RECAP: HARD “DAY OF THE DEAD” 2013
With Electric Daisy Carnival shunned from the city of Los Angeles, it’s been up to HARD presents to fill the shoes of the entertainment giant. The Gary Richards-founded company has certainly stepped up to the role with increasingly expanded events both in scope and in production. We did the work of partying for you this Halloween season at HARD’s Day of the Dead, you know, to make sure the people behind the production were on their toes. We’re happy to report that it was a rousing success, albeit dusty.
Our highlights included sets by Justin Martin and Amine Edge & Dance at the Underground stage. The smallest HARD stage – it was set alongside the railroad tracks and made for a surreal setting surrounded by trees and the occasional train passing by. Justin Martin brought a low-end heavy set that was incredibly bouncy and included a mind-boggling 15-minute medley of what I can only call “booty music” set to synced visuals which would shift and move in time with the beat. Amazing. Amine Edge & Dance, however, was the best surprise of the weekend. I had read about their pioneering of the “gangsta house” (or “G-house” sound) and wasn’t quite sure what to expect. What we experienced was an incredibly bass-heavy journey through all our favorite hip-hop and rap sounds set to the rhythm of 4-on-the-floor house with expansive bass. We also saw Maya Jane Coles at this Underground stage but unfortunately felt that her hour and 15 minutes was simply not enough for her to truly play to her potential.
Over at the Red Bull Music Academy Discotheque, we admired the lineup of musicians (many from Europe) who we might not otherwise get a chance to see. In particular, we enjoyed grooving to The Magician’s disco-driven set as he dropped his famed remix of Lykke Li’s “I Follow Rivers” and a spectacular throwback, Technotronic’s “Pump up the Jam.” This tent, with it’s line up of legends like Masters at Work and dubstep-turned-disco lover Skream, was clearly the place to go for dance-lovers. There was no fist-pump raging here, but instead a crowd of housers and people vibing to sounds of pure house.
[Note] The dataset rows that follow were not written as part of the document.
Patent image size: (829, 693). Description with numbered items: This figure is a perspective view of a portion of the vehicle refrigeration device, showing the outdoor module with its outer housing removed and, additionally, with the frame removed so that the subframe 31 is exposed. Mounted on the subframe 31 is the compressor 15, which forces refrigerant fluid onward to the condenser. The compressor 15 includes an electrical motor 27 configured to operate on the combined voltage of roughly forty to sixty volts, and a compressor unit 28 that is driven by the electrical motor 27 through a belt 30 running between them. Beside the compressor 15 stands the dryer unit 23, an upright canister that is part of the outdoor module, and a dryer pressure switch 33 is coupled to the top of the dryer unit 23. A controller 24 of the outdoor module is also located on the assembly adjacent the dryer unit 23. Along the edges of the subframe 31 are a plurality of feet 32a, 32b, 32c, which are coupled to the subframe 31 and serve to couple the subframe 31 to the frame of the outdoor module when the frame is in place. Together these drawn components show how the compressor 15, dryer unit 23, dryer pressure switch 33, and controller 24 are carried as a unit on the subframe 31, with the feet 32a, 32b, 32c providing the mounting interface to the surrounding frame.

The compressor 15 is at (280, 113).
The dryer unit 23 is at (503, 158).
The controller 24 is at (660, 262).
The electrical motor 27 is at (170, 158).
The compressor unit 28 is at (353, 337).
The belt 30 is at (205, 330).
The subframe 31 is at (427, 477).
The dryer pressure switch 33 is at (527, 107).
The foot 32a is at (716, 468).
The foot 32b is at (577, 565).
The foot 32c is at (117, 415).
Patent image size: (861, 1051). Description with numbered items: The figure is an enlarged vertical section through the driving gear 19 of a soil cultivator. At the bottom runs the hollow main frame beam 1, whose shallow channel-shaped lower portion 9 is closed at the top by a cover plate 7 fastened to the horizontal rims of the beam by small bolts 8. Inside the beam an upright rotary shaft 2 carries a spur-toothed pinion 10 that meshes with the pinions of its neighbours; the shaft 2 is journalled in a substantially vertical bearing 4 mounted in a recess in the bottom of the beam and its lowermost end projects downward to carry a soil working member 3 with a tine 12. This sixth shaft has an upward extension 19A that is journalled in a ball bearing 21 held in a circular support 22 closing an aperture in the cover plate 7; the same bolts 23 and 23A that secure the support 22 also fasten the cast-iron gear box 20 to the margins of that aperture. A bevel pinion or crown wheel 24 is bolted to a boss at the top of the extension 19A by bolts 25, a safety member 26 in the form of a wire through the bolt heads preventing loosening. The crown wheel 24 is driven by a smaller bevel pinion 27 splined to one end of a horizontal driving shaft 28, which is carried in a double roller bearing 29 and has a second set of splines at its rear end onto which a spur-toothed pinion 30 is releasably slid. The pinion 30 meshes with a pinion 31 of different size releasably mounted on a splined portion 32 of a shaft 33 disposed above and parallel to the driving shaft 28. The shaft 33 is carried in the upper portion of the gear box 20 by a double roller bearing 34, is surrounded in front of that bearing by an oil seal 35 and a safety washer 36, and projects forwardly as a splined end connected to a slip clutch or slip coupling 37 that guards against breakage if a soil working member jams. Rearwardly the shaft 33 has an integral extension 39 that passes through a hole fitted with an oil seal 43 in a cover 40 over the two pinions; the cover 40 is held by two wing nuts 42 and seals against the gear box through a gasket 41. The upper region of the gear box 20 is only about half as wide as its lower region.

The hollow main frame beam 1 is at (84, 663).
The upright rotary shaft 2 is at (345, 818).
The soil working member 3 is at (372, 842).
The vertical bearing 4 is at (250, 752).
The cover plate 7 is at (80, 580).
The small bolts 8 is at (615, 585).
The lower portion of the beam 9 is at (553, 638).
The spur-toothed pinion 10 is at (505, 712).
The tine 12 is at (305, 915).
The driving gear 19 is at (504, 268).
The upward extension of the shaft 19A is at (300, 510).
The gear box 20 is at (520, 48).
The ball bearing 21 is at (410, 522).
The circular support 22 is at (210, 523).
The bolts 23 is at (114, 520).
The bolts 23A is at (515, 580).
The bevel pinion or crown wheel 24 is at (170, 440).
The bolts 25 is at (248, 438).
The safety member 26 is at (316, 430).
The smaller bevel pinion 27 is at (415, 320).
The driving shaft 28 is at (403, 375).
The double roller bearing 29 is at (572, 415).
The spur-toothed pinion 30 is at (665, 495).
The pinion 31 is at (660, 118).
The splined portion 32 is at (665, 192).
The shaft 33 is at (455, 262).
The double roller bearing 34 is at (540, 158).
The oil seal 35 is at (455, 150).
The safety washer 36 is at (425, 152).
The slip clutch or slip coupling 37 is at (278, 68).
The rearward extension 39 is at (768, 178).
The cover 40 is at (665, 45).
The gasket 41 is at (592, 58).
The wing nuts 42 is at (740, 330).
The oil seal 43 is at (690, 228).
It was definitely a refreshing tent considering the saturation of so-called “progressive house” sets seen at festivals thrown by Insomniac (who, to their credit though, have been upping their techno repertoire with stages like Richie Hawtin’s ENTER). Masters at Work really impressed with a hard-hitting set which left us torn between them and Eric Prydz‘ techno alterego, Cirez D.
We’d be remiss if we didn’t give the main HARD and HARDER stages some love too. Over on the mainstage, Boyz Noise ripped it up with his unique brand of techno and electro (and we later saw him at the EXLA-hosted HARD afterparty whipping the crowd into a frenzy). HARD founder Gary Richards also brought one of our favorite mainstage sets playing as Destructo, who, contrary to his dubstep-sounding name, actually plays techno. Over at the HARDER stage, Nadastrom surprised us by playing an incredibly diverse set with everything from trap to drum’n’bass and moombahton. We also enjoyed Kastle at this stage, who brought the “sexy” out in full force. Of course, the boys Henry Krinkle, Ryan Hemsworth and Cyril Hahn also brought the babymakin’ feeling into their HARD sets with their signature mix of R&B-laced tunes, including Bondax’s ‘Gold’ (though we can’t remember if it was the OG or Snakehips’ bootleg.)